In rural parts of the developing world, livestock and agriculture are integral parts of how a family survives and accumulates wealth. Because of this, the health and productivity of its animals and crops are directly related to the health and wellbeing of the family, and an increase in animal productivity translates to improved income and health.

 

In February 2011, DFA was awarded a grant from the Bill & Melinda Gates Foundation to leverage our patterned paper-based diagnostic technology platform to develop diagnostics to improve farmer incomes in sub-Saharan Africa. Our low-cost diagnostics will enable farmers to reduce loss, optimize production, and verify quality – enabling them to demand higher prices.
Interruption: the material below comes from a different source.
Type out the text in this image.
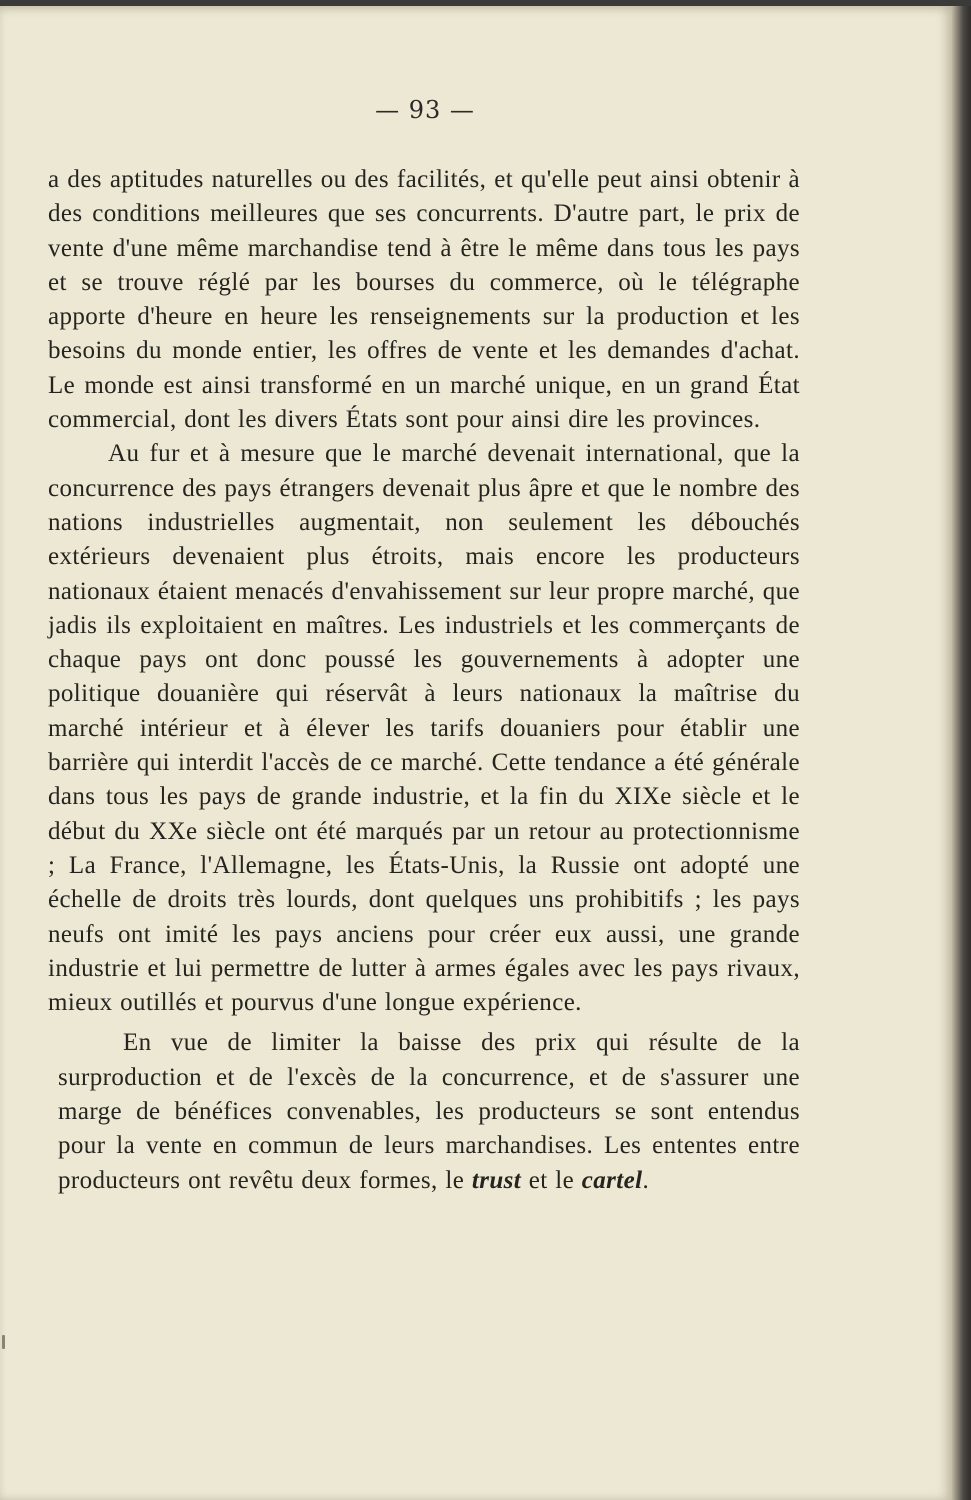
— 93 —

a des aptitudes naturelles ou des facilités, et qu'elle peut ainsi obtenir à des conditions meilleures que ses concurrents. D'autre part, le prix de vente d'une même marchandise tend à être le même dans tous les pays et se trouve réglé par les bourses du commerce, où le télégraphe apporte d'heure en heure les renseignements sur la production et les besoins du monde entier, les offres de vente et les demandes d'achat. Le monde est ainsi transformé en un marché unique, en un grand État commercial, dont les divers États sont pour ainsi dire les provinces.

Au fur et à mesure que le marché devenait international, que la concurrence des pays étrangers devenait plus âpre et que le nombre des nations industrielles augmentait, non seulement les débouchés extérieurs devenaient plus étroits, mais encore les producteurs nationaux étaient menacés d'envahissement sur leur propre marché, que jadis ils exploitaient en maîtres. Les industriels et les commerçants de chaque pays ont donc poussé les gouvernements à adopter une politique douanière qui réservât à leurs nationaux la maîtrise du marché intérieur et à élever les tarifs douaniers pour établir une barrière qui interdit l'accès de ce marché. Cette tendance a été générale dans tous les pays de grande industrie, et la fin du XIXe siècle et le début du XXe siècle ont été marqués par un retour au protectionnisme ; La France, l'Allemagne, les États-Unis, la Russie ont adopté une échelle de droits très lourds, dont quelques uns prohibitifs ; les pays neufs ont imité les pays anciens pour créer eux aussi, une grande industrie et lui permettre de lutter à armes égales avec les pays rivaux, mieux outillés et pourvus d'une longue expérience.

En vue de limiter la baisse des prix qui résulte de la surproduction et de l'excès de la concurrence, et de s'assurer une marge de bénéfices convenables, les producteurs se sont entendus pour la vente en commun de leurs marchandises. Les ententes entre producteurs ont revêtu deux formes, le trust et le cartel.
As part of this project, we are currently developing three diagnostics:

 

  • Bovine heat (estrus) detection – Traditional methods for detecting heat rely on behavioral changes that often are not apparent in small herds on small farms where the cows do not have much space to roam and interact. Early detection of heat would save the farmer money by reducing the costs of unnecessary inseminations and improving milk production.

    Our test will allow minimally trained community veterinary workers to accurately test for heat, all from a minimally invasive sample earstick or milk at a cost of pennies per test.
  • Milk spoilage – Even in countries with developed dairy industries like Kenya, small-scale dairy farmers produce the majority of the milk, most of which is sold through local cooperatives to the milk-products industry. Milk from individual farmers is pooled, chilled, and then shipped to processing plants. Contamination of one batch can spoil the entire pool of milk and depress the prices that processors are willing to pay. We are developing a rapid test made out of paper that will test each batch of milk for bacterial contamination.

    A rapid contamination detection test used prior to pooling will reduce the risk of spoiling an entire shipment and quickly identify the farms whose cows may have infections, such as mastitis, that require attention.
  • Aflatoxin detection from maize – Aflatoxin, a toxin produced by mold, can develop during the production, harvest, or storage of maize or other crops and is toxic to both humans and farm animals, causing hepatitis and possibly liver cancer. Children exposed to aflatoxin may become stunted, underweight, and more susceptible to infectious diseases in childhood and later in life. Although rapid, portable detection tests are available, their cost is prohibitive for widespread and frequent use in many areas.

    A locally-manufactured, ultra-low cost diagnostic would enable farmers to test their maize as needed to maximize the price they receive from buyers (once their grain is proven to be of high quality) and encourage better storage of maize.